KrakenRF has opened crowdfunding for its Discovery Drive, a smart antenna rotator for satellite communication – designed primarily for use with its own Discovery Dish, though also compatible with any other similarly-sized antennas.
“Discovery Drive is a low-cost, turnkey, fully weatherproof, high-quality automatic Az/El (azimuth/elevation) antenna rotator designed for use with Discovery Dish and other antennas of similar size and weight, such as Yagi and Wi-Fi grid antennas,” says KrakenRF’s Carl Laufer. “A motorised rotator allows you to use a satellite dish or directional antenna to track and receive signals from polar orbiting satellites, which quickly move across the sky. It also lets you switch swiftly between geostationary satellites without manually realigning the dish. It’s also very easy to set up—no fiddling with expensive, separate controllers! Just connect Discovery Drive to 12V and Wi-Fi (or USB serial) and go!
“Discovery Drive enables precise tracking of fast-moving polar orbiting satellites using a satellite dish or directional antenna.
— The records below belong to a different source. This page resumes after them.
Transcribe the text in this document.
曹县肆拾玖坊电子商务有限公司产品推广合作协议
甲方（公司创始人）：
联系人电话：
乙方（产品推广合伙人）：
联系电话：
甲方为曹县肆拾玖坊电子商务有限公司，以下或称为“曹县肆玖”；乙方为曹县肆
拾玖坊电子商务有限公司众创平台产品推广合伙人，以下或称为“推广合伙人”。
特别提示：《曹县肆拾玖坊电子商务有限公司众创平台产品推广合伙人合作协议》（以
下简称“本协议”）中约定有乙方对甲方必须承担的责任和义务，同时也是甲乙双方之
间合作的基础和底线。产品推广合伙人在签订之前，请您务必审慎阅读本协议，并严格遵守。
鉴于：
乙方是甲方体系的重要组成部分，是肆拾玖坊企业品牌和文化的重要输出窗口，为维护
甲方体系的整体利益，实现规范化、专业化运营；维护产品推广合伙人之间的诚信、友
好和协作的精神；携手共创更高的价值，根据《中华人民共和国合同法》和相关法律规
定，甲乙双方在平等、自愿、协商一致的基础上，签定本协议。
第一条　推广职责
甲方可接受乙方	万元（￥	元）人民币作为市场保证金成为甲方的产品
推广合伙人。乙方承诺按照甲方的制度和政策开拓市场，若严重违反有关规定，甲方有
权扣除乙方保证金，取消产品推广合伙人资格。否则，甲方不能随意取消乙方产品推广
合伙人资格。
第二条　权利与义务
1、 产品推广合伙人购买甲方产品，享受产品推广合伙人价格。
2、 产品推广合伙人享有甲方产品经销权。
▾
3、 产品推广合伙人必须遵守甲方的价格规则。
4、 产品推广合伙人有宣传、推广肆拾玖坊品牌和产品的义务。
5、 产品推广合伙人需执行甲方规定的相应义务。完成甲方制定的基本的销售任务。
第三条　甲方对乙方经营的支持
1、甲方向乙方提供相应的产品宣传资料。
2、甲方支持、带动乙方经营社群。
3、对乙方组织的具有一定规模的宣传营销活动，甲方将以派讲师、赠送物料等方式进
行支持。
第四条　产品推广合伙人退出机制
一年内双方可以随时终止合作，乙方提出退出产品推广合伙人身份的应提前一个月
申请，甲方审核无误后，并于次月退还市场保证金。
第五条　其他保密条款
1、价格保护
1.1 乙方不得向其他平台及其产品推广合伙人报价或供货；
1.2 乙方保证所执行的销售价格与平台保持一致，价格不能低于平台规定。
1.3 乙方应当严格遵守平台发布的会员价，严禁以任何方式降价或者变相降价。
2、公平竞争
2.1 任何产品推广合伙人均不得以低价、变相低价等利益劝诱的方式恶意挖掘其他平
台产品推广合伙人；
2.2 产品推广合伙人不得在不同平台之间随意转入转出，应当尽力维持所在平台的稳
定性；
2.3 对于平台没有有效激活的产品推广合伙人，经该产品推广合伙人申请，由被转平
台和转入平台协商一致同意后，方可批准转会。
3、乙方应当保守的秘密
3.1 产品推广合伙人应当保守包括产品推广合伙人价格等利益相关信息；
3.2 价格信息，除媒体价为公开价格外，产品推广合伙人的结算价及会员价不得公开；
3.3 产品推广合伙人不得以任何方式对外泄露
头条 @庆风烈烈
Examples of polar orbiting weather satellites include METEOR-M2, METOP, and FENGYUN. Depending on your location, you may also have access to other interesting satellites that dump data over specific regions. Apart from public weather data, operators and enthusiasts might be interested in using Discovery Drive to track CubeSats, and amateur radio operators may wish to track amateur radio satellites. Amateur radio astronomy hobbyists can map the galaxy in the hydrogen line spectrum using Stellarium, or custom software to aim a Discovery Dish with H-Line feed, allowing you to scan multiple parts of the sky in one night.
“With Discovery Drive, all you need is a mast or tripod and your dish. Everything else is ready to go,” Carl claims. “Unlike other rotator systems that require you to 3D print parts, assemble complex kits, or solder electronics, Discovery Drive arrives fully assembled and ready to use straight out of the box. Simply mount it to your mast or tripod, attach your Discovery Dish (or a similarly sized antenna), connect to Wi-Fi, align to true north with your phone’s compass, and you’re ready to start tracking!”
The crowdfunding campaign is live on Crowd Supply now, priced at $699; YouTuber Gabe Emerson has also published a video review of a pre-release prototype, noting “some issues with cold weather” which will hopefully be ironed out by launch.
Finally, security researcher Trevor Unland has released RTL-ML — an automatic signal classifier based on a feature extraction machine learning algorithm and delivering a claimed 96.9% accuracy while running on a Raspberry Pi single-board computer or similar.
“Automatically identify radio signals using machine learning on a $220 hardware setup,” Trevor writes of the project’s aims. “96.9% accuracy classifying seven real-world radio signal types. $220 total hardware [cost]. No cloud, no GPU – runs entirely on ARM edge device. 800 validated samples with DC removal, SNR gating, and per-class quality checks. Temporal train/test split – no data leakage between train and test sets. Multi-frequency FM – trained on 5 stations, generalises to unseen frequencies. Real signals – validated with decoder tools, not synthetic data.”
The seven signals recognised by the system are: FM broadcast; NOAA weather satellite; APRS; ISM sensors including tyre pressure monitors and weather stations; family/general mobile radio (FRS/GMRS); pagers; and baseline noise. Many of these tested at a 100% accuracy rate, with FRS/GMRS dropping to 85% and pagers to 90% – primarily owing to the algorithm getting confused between the two.
The algorithm itself is feature extraction with random forest, picked for its ability to be trained on a fraction of the data required for a deep-learning algorithm and to run on a CPU with no graphics processor or accelerator required – meaning compatibility with the Raspberry Pi family of single-board computers, offering real-time performance on the latest Raspberry Pi 5.
The project is available on GitHub now, under the permissive MIT licence.